In: Economics
In the Trade Talks: When is Tariff Revenue Bad Tax Revenue? excerpts we discussed in class, Dr. Lucie Gadenne discussed the differences between rich and poor countries in regard to tariff use and revenue. Explain how the two types of countries differ in their use and reliance on tariffs. Then explain the recommendation they make for poor countries that would like to open up to free trade. Simplify in 2 sentences.
Tariffs are mainly tax on imported goods and services. It is charged by the importing country on the goods imported. It is one of the source of public revenue for any government. Tariff can lead to bad tax when any government increases tariff rate and try to make it as real source of revenue.
High tariff increases cost of imported goods and inflation as the importers generally pass this cost to the customers. Lower income and middle income will get affected due to this inflation. Moreover, due to the less competitive pressure producers neither imporve or innovate their products. Instead they increase the price of the products. Another bad effect of high tariff is that the trade partners will also get affected. They will retaliate and reduce or curtail the exports of the country. In this angle heavy dependency on tariff makes it a bad tax revenue.

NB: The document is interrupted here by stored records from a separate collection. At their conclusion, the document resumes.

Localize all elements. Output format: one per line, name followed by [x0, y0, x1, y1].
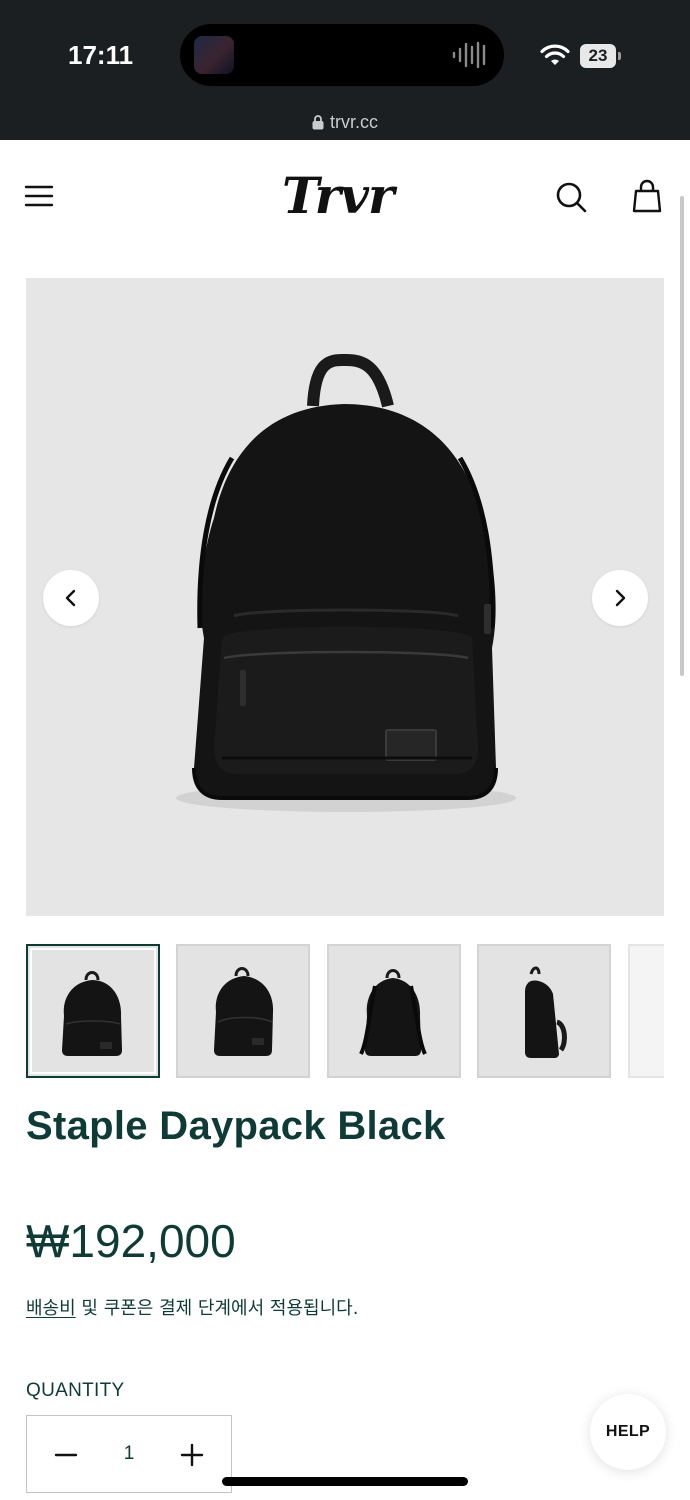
help-button[interactable]: HELP [590, 1394, 666, 1470]
status-time: 17:11 [68, 40, 134, 70]
product-title: Staple Daypack Black [26, 1104, 446, 1148]
thumbnail-front[interactable] [26, 944, 160, 1078]
url-text: trvr.cc [330, 112, 378, 132]
thumbnail-next-partial[interactable] [628, 944, 664, 1078]
chevron-left-icon [65, 589, 76, 607]
battery-level: 23 [588, 46, 608, 65]
quantity-decrease-button[interactable] [51, 1440, 81, 1470]
quantity-input[interactable]: 1 [97, 1443, 161, 1465]
quantity-increase-button[interactable] [177, 1440, 207, 1470]
chevron-right-icon [615, 589, 626, 607]
bag-icon[interactable] [630, 178, 664, 214]
thumbnail-strip[interactable] [26, 944, 664, 1078]
thumbnail-side[interactable] [477, 944, 611, 1078]
prev-image-button[interactable] [43, 570, 99, 626]
thumbnail-back[interactable] [327, 944, 461, 1078]
dynamic-island[interactable] [180, 24, 504, 86]
home-indicator[interactable] [222, 1477, 468, 1486]
quantity-label: QUANTITY [26, 1380, 125, 1401]
shipping-note: 배송비 및 쿠폰은 결제 단계에서 적용됩니다. [26, 1294, 358, 1320]
site-header: Trvr [0, 140, 690, 260]
now-playing-artwork [194, 36, 234, 74]
next-image-button[interactable] [592, 570, 648, 626]
address-bar[interactable]: trvr.cc [0, 112, 690, 133]
backpack-side-thumbnail [525, 966, 567, 1058]
shipping-note-text: 및 쿠폰은 결제 단계에서 적용됩니다. [75, 1298, 359, 1319]
backpack-front-thumbnail [62, 971, 122, 1056]
product-image-main[interactable] [26, 278, 664, 916]
wifi-icon [540, 44, 570, 65]
scrollbar[interactable] [680, 196, 684, 676]
backpack-image [176, 354, 516, 812]
search-icon[interactable] [554, 180, 588, 214]
thumbnail-angle[interactable] [176, 944, 310, 1078]
shipping-link[interactable]: 배송비 [26, 1298, 76, 1319]
quantity-stepper: 1 [26, 1415, 232, 1493]
audio-waveform-icon [452, 41, 486, 69]
battery-indicator: 23 [580, 44, 621, 68]
status-bar: 17:11 23 trvr.cc [0, 0, 690, 140]
product-price: ₩192,000 [26, 1215, 236, 1267]
brand-logo[interactable]: Trvr [282, 166, 406, 230]
backpack-angle-thumbnail [214, 967, 274, 1056]
lock-icon [312, 115, 324, 130]
backpack-back-thumbnail [359, 969, 427, 1056]
menu-icon[interactable] [24, 184, 54, 208]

Dr Lucie Gadenne has conducted a remarkable research in tariff tax revenue. Her purpose was to know who actually benefit out of taxes and fiscal cost of trade liberalisation.
She says that developed countries ie, rich countries at their initial years heavily depend upon tariff until they develop and overtime they attain capacity to get revenue from domestic income and expenditure. She analysed the trend of different countries. Most of them could cut tariff over the years.she conducted research used 103 developing countries and the research shows only 55 %of the countries recover through other tax resources.
In case of poor countries ie, low and middle income countries, tariff revenue have never come too low over the years as compared to developed countries. They depend both on domestic tax as well tariff revenue.
Their model recommends that gains from trade liberalisation can be obtained by investing tax capacity. Building more efficient tax administration in developing countries may lead to open to trade liberalisation benefits and they no longer need to depend heavily on tariff for revenue.